Mississippi in the 1960s, when southerners were divided by race, Silas and Larry, a colored boy and a white boy became friends . . . a secret friendship that both boys cherish. Children don't see color, they see love. Adults teach them how to hate and how to lie. The sins of the father reach out to try to destroy innocent children, long after fathers are dead in the grave . . . But truth always lies just beneath the surface, a faint whisper, waiting to be heard . . .
I've always liked Robert Crais and he did a great job with TAKEN. Every mother's worst nightmare is to have her child taken . . . whether the child is grown or not . . . all the twists and turns in tracking down the kidnappers and retrieving the college student who was taken will keep you alert and listening . . .

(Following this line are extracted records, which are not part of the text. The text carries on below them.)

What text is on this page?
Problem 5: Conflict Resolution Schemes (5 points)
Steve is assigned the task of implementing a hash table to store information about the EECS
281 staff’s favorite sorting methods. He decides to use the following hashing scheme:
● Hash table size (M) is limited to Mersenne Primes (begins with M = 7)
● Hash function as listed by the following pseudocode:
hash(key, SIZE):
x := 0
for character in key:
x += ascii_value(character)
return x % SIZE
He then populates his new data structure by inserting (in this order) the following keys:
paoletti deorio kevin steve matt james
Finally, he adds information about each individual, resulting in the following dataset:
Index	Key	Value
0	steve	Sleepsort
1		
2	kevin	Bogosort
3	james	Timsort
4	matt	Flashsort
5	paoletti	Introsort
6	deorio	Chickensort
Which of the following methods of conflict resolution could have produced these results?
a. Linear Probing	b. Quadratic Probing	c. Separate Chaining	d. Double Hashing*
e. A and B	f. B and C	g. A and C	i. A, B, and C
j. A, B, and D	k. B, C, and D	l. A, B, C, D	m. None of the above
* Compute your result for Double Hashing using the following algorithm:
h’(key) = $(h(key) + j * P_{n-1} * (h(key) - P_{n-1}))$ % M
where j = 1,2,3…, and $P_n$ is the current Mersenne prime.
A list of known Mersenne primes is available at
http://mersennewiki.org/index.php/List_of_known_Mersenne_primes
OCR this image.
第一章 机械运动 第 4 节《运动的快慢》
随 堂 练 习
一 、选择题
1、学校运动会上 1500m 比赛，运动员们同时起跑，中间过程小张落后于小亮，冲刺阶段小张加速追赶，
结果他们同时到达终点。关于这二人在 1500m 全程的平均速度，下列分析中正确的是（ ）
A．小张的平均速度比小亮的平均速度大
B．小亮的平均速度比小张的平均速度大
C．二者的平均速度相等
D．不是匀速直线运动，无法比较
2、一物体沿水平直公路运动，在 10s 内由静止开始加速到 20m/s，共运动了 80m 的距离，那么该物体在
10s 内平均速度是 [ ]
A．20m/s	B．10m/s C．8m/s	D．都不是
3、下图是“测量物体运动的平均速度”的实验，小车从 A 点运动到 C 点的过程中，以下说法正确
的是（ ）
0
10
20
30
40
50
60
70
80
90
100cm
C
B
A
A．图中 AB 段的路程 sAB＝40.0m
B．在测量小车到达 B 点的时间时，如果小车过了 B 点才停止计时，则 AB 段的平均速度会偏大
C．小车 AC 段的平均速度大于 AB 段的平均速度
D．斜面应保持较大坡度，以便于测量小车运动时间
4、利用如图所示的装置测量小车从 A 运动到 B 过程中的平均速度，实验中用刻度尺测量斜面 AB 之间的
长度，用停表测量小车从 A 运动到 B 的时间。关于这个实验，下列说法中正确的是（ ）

This third book about the McCray family at Christmas time hit me hardest, I think, because as a mother, letting grown children go is really difficult . . . especially when they hurt or face obstacles. George is so level-headed when it comes to Todd making his own choices and mistakes. Mary Ann, like most mothers, has those invisible heart strings tied to Todd that keep her up at night and overwhelm her when she senses anything out of the ordinary with her son. Todd is mentally challenged, but he has a special gift with training dogs. When the town's animal shelter faces cutbacks due to the economy, no one knows what will happen to Todd's job there. Greg Kincaid's books are wonderful stories of not only dogs, but of families, community, and of people meeting the challenges of life together.